Liderlerce aday belirlenmesi “otoriter” gözüküyor
DDA’nın 14 Mayıs seçiminde siyasi partilerce açıklanan aday listeleri dolayısıyla yaptığı tespitler şöyle sıralandı:
- “Türkiye’deki tüm siyasi partilerin aday belirleme süreçlerine, merkez teşkilatı ve örgüt üzerindeki kuvveti parti içi demokrasi ile bağdaşmayacak ölçüde fazla olan parti liderleri hakim durumda,
- Parti liderlerinin aday belirleme süreçlerinde hakim pozisyonda olması liderin tüm parti örgütü üzerindeki kontrol ve etkisini son derece arttırıyor.

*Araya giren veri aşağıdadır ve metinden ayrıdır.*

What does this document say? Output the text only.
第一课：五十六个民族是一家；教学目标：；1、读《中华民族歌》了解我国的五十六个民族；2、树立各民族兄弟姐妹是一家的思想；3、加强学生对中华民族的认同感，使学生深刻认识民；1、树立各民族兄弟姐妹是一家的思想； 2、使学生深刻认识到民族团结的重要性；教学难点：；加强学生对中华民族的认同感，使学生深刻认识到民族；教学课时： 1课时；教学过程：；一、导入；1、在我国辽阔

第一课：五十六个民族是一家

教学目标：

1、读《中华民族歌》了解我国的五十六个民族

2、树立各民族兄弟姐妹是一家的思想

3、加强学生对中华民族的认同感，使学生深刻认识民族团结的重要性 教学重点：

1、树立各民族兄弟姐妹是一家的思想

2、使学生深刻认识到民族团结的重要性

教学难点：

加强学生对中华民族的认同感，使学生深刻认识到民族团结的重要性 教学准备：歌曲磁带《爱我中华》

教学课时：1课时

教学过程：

Bunun sonucunda siyasi partilerin kendi içlerinde işlerlik kazanması gereken hesap verebilirlik ve şeffaflık ilkeleri ortadan kalkmış oluyor,
- Liderlerin parti içi demokratik yollarla seçilmediği bir siyasi partide aday belirleme süreci de katılımcı ve demokratik yollarla sağlanamıyor,
- Aday adayı seçilmek için herhangi bir kısıtlamanın olmadığı ve adayların tüm seçmenlerin katılabildiği ön seçimle belirlendiği aday belirleme yöntemi en kapsayıcı (demokratik) yöntem iken aday adaylığının çeşitli kısıtlamalara tabi olduğu ve adayların siyasi parti liderleri tarafından merkezi şekilde belirlendiği yöntem dışlayıcı (otoriter) olarak nitelendirilebilecektir.”

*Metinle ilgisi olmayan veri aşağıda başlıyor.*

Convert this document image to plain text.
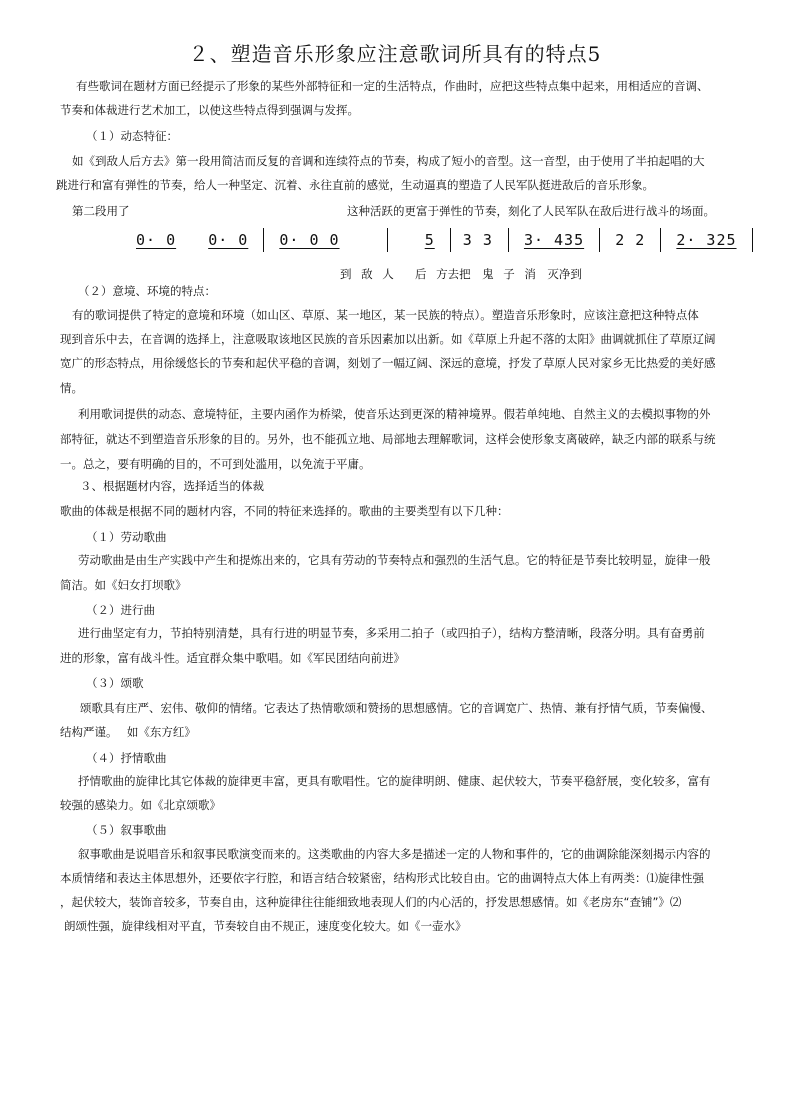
２、塑造音乐形象应注意歌词所具有的特点5
有些歌词在题材方面已经提示了形象的某些外部特征和一定的生活特点，作曲时，应把这些特点集中起来，用相适应的音调、
节奏和体裁进行艺术加工，以使这些特点得到强调与发挥。
（１）动态特征：
如《到敌人后方去》第一段用简洁而反复的音调和连续符点的节奏，构成了短小的音型。这一音型，由于使用了半拍起唱的大
跳进行和富有弹性的节奏，给人一种坚定、沉着、永往直前的感觉，生动逼真的塑造了人民军队挺进敌后的音乐形象。
第二段用了	这种活跃的更富于弹性的节奏，刻化了人民军队在敌后进行战斗的场面。
0· 0 0· 0 0· 0 0	5 3 3 3· 435 2 2 2· 325
到 敌 人　 后 方去把　鬼 子 消　灭净到
（２）意境、环境的特点：
有的歌词提供了特定的意境和环境（如山区、草原、某一地区，某一民族的特点）。塑造音乐形象时，应该注意把这种特点体
现到音乐中去，在音调的选择上，注意吸取该地区民族的音乐因素加以出新。如《草原上升起不落的太阳》曲调就抓住了草原辽阔
宽广的形态特点，用徐缓悠长的节奏和起伏平稳的音调，刻划了一幅辽阔、深远的意境，抒发了草原人民对家乡无比热爱的美好感
情。
利用歌词提供的动态、意境特征，主要内函作为桥梁，使音乐达到更深的精神境界。假若单纯地、自然主义的去模拟事物的外
部特征，就达不到塑造音乐形象的目的。另外，也不能孤立地、局部地去理解歌词，这样会使形象支离破碎，缺乏内部的联系与统
一。总之，要有明确的目的，不可到处滥用，以免流于平庸。
３、根据题材内容，选择适当的体裁
歌曲的体裁是根据不同的题材内容，不同的特征来选择的。歌曲的主要类型有以下几种：
（１）劳动歌曲
劳动歌曲是由生产实践中产生和提炼出来的，它具有劳动的节奏特点和强烈的生活气息。它的特征是节奏比较明显，旋律一般
简洁。如《妇女打坝歌》
（２）进行曲
进行曲坚定有力，节拍特别清楚，具有行进的明显节奏，多采用二拍子（或四拍子），结构方整清晰，段落分明。具有奋勇前
进的形象，富有战斗性。适宜群众集中歌唱。如《军民团结向前进》
（３）颂歌
颂歌具有庄严、宏伟、敬仰的情绪。它表达了热情歌颂和赞扬的思想感情。它的音调宽广、热情、兼有抒情气质，节奏偏慢、
结构严谨。　 如《东方红》
（４）抒情歌曲
抒情歌曲的旋律比其它体裁的旋律更丰富，更具有歌唱性。它的旋律明朗、健康、起伏较大，节奏平稳舒展，变化较多，富有
较强的感染力。如《北京颂歌》
（５）叙事歌曲
叙事歌曲是说唱音乐和叙事民歌演变而来的。这类歌曲的内容大多是描述一定的人物和事件的，它的曲调除能深刻揭示内容的
本质情绪和表达主体思想外，还要依字行腔，和语言结合较紧密，结构形式比较自由。它的曲调特点大体上有两类：⑴旋律性强
，起伏较大，装饰音较多，节奏自由，这种旋律往往能细致地表现人们的内心活的，抒发思想感情。如《老房东“查铺”》⑵
朗颂性强，旋律线相对平直，节奏较自由不规正，速度变化较大。如《一壶水》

Türkiye’de parti içi demokrasi nasıl sağlanabilecek?
DDA’nın Türkiye’nin demokratik gelişimi için parti içi demokrasiyle ilgili somut önerileri ise özetle şöyle sıralandı:
- “Türkiye’de aday belirleme süreçlerinin demokratikleşmesi siyasi parti üyeliğinin yeniden ele alınmasıyla mümkündür,
- Aktif siyasi parti üyeliğini sağlamak için siyasi partilerin finansmanının zorunlu bir kısmının parti üyelerinden gelmesi kuralı getirilebilir ve bu üyeler etkin üye olarak parti içi aday belirleme gibi faaliyetlere katılım hakkı kazanabilir,
- Siyasi partilerdeki delege sistemi yeniden düzenlenmelidir,
- Aday belirleme süreçlerinde parti içi demokratik mekanizmalar için gerekli görülen çerçeve Siyasi Partiler Kanunu’na somut şekilde dahil edilmelidir,
- Siyasi partilerin kendi iç bütünselliğini ve istikrarlarını korumak ve aynı zamanda seçmen-temsilci ilişkisini kuvvetlendirmek için adayların yüzde 30’u parti tarafından belirlenebileceği gibi yüzde 70’i ön seçim yoluyla belirlenebilir,
- Ön seçimlerin adil ve özgür koşullarda yapılmasını denetleyecek tarafsız birimlerin bulunması gerekmektedir,
- Aday belirlemede cinsiyet kotası ve fermuar sistemi siyasette kadın temsilini arttıracak bir uygulama olarak düşünülmelidir. Benzer kotalar gençler ve diğer dezavantajlı gruplar için de düşünülmelidir,
- Siyasi partilerin bu kurallara uymadığı durumlarda Hazine yardımının kesilmesi gibi yaptırımlar getirilmelidir,
- Siyasi partilerin finansmanı Seçim Kanunu’nda ayrıntılı düzenlenmelidir.”